Institutional investors may have gotten the jitters on crypto in the wake of the regulatory crackdown in the United States, with digital asset investment products seeing the largest weekly outflow of 2023.
On Feb. 20, institutional crypto fund manager CoinShares reported that digital asset investment products saw outflows totaling $32 million last week, the largest outflow of the year.
This week in Fund Flows, by our Head of Research @jbutterfill :
Digital assets see US$32m in outflows, but rising prices push AuM to highest since August 2022.
Read the full report – https://t.co/EIXblrOBcL
Get a comprehensive view of last week’s crypto flows (1/5) pic.twitter.com/WvJk15WAWs
— CoinShares (@CoinSharesCo) February 20, 2023
The outflow comes in the wake of a massive crackdown on the digital asset industry in the U.S. which has targeted everything from staking services to stablecoins to crypto custody as the Securities and Exchange Commission ramps up what industry analysts have dubbed its war on crypto.
Outflows hit $62 million midway through last week but slowed by the end of it as sentiment improved, added CoinShares analyst James Butterfill.
The majority of those outflows, or 78%, were from Bitcoin (BTC) related investment products and there was an inflow of $3.7 million to Bitcoin short funds. The firm blamed the regulatory crackdown for the increased outflows.
“We believe this is due to ETP investors being less optimistic on recent regulatory pressures in the US relative to the broader market.”
However, negative sentiment from institutional investors was not mirrored by the broader markets which saw a 10% gain for the period. This pushed total assets under management for institutional products to $30 million, the highest level since August 2022, noted Butterfill.
There were also outflows for Ethereum (ETH) and mixed-asset funds but blockchain equities bucked the trend with inflows totaling $9.6 million for the week.
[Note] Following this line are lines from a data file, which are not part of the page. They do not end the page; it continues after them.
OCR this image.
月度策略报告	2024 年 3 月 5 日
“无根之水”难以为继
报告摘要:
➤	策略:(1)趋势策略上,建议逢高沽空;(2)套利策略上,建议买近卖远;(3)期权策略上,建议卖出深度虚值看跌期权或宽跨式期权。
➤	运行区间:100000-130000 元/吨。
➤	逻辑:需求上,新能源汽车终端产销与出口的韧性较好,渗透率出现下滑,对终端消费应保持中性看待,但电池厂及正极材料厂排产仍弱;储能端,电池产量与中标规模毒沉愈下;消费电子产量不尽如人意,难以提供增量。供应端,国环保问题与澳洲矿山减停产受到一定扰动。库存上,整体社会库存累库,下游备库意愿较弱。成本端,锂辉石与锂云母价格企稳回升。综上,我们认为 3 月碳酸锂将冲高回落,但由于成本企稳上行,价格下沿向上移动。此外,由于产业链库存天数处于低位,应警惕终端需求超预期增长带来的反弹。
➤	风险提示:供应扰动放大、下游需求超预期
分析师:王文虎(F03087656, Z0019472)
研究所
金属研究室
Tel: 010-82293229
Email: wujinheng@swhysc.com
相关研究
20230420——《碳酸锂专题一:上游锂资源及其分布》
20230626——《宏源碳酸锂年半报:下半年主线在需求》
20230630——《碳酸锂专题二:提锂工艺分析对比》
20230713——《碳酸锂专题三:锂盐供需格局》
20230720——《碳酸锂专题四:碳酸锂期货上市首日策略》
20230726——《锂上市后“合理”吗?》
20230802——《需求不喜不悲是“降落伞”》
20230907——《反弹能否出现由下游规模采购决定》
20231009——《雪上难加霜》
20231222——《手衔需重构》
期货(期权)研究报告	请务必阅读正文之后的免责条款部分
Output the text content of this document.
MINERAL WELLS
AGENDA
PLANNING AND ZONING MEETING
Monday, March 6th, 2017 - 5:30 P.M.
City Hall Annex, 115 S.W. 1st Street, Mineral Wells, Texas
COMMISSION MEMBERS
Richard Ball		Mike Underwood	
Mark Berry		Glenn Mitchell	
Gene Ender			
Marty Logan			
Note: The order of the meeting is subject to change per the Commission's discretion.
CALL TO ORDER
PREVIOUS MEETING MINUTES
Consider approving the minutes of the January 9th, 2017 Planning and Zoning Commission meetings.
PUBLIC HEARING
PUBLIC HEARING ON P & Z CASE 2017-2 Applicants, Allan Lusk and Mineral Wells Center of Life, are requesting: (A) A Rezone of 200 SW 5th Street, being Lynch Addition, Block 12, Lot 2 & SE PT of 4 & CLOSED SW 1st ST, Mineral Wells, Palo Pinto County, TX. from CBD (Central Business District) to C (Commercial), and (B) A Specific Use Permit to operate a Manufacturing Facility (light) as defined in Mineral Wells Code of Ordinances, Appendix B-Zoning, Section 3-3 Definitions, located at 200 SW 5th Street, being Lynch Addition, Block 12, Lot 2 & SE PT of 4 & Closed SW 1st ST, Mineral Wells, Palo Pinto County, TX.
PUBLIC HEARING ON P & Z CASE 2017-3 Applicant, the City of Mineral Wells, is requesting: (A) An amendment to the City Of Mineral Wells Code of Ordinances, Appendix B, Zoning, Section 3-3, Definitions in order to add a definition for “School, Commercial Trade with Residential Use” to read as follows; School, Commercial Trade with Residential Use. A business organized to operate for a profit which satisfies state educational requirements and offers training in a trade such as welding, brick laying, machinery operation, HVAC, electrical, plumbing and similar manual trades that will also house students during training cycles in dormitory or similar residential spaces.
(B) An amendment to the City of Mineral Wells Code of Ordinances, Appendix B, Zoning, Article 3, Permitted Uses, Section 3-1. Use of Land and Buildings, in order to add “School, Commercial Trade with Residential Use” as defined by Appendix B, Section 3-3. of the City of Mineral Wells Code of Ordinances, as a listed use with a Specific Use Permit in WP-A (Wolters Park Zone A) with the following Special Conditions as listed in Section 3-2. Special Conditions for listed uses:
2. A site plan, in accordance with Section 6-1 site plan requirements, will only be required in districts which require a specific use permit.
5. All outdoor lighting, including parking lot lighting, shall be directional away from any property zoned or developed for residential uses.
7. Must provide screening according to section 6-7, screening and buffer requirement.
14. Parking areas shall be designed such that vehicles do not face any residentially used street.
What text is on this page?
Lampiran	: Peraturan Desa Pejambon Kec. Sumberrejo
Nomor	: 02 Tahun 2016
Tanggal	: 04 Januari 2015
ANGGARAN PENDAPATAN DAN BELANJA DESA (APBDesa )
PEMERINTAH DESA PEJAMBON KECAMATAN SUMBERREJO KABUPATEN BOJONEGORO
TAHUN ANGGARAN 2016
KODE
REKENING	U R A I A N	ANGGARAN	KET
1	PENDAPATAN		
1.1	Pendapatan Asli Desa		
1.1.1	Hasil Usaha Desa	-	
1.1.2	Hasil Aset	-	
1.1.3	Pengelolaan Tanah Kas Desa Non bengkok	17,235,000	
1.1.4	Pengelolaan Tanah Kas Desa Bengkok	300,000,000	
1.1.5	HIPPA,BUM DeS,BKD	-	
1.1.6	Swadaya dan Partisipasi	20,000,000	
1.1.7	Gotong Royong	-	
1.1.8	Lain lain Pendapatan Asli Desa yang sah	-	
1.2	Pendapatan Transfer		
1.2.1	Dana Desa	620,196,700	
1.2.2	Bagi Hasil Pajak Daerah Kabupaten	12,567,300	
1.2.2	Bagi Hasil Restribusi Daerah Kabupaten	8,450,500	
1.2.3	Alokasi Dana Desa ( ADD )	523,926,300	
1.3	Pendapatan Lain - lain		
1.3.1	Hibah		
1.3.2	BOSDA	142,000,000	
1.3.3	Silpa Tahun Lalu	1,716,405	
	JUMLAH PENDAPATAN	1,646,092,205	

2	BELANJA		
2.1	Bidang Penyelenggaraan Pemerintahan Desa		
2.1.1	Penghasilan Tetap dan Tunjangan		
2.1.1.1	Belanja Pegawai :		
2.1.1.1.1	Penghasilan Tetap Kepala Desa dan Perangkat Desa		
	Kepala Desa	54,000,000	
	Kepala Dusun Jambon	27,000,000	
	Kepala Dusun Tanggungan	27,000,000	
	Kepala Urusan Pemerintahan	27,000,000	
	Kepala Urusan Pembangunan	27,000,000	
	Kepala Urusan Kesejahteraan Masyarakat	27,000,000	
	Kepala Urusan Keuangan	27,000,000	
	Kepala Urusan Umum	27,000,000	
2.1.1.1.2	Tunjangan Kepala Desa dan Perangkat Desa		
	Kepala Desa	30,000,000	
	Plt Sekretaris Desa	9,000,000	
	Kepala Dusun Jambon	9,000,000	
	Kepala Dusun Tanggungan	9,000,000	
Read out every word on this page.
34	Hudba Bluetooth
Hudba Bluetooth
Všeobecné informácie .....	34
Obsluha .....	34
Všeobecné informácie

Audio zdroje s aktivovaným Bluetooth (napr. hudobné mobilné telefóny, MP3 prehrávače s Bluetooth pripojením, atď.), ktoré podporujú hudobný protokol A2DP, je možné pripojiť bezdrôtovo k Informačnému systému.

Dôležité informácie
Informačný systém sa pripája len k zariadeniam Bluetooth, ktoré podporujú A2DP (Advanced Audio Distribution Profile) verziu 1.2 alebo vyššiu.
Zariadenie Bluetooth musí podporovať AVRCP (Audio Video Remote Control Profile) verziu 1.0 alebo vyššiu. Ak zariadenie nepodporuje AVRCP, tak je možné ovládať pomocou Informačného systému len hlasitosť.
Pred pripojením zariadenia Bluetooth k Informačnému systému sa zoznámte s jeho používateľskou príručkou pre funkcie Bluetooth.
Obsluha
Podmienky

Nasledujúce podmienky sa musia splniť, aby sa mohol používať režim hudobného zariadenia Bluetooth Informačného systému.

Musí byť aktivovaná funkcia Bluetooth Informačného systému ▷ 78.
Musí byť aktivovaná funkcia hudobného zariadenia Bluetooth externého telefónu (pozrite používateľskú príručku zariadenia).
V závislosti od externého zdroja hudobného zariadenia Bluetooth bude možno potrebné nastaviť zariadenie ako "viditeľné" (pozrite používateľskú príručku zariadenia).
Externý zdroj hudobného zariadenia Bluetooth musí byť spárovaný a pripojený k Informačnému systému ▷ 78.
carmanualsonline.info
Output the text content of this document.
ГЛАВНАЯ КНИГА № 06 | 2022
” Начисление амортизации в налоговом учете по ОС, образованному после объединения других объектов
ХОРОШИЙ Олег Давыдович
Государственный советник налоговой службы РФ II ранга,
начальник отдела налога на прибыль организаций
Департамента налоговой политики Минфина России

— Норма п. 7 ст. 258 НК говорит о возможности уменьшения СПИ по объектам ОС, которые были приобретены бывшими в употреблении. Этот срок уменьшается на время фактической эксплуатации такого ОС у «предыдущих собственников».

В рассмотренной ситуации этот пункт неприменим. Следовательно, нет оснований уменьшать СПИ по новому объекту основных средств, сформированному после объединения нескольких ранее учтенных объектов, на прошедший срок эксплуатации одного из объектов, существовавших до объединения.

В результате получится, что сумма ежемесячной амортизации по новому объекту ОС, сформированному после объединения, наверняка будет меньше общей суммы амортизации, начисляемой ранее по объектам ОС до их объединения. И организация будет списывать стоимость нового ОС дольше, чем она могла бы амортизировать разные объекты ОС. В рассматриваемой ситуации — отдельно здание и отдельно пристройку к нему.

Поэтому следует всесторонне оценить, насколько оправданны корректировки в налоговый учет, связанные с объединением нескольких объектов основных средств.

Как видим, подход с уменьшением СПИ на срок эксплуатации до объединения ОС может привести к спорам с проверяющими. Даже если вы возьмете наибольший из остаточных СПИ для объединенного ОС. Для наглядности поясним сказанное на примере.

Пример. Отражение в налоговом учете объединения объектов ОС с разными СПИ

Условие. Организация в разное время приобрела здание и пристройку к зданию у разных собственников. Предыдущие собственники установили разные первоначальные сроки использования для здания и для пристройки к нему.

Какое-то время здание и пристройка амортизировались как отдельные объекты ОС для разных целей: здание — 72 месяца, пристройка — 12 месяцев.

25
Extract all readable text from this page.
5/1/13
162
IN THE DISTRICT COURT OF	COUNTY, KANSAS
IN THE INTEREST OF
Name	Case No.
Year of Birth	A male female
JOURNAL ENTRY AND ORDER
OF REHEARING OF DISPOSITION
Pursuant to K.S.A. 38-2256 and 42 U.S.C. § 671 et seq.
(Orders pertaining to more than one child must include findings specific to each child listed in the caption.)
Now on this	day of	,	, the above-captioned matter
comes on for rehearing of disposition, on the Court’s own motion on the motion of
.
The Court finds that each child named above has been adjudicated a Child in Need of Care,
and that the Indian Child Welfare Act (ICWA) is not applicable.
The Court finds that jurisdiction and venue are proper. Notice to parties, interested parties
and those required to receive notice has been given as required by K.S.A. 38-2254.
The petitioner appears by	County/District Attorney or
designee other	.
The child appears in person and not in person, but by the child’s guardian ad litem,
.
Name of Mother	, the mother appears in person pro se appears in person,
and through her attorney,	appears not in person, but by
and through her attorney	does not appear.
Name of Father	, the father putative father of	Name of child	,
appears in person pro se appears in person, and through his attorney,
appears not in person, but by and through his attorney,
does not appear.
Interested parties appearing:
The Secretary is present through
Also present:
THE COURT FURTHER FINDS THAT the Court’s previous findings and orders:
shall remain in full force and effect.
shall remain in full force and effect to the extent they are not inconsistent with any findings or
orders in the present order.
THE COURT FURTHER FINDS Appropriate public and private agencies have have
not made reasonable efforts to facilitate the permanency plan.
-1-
Related: Digital asset investment products see highest inflows since July 2022: Report
Institutions started pouring capital back into crypto funds in January with inflows for the last week of the month totaling $117 million, reaching a six-month high.
However, funds have seen outflows for the past fortnight following four weeks of inflows in January.
The regulatory enforcement action responsible for the sentiment shift includes the SEC’s charges against Kraken for its staking services on Feb. 9. A few days later it sued Paxos over the minting of Binance USD (BUSD), and it also proposed changes targeted at crypto firms operating as custodians last week.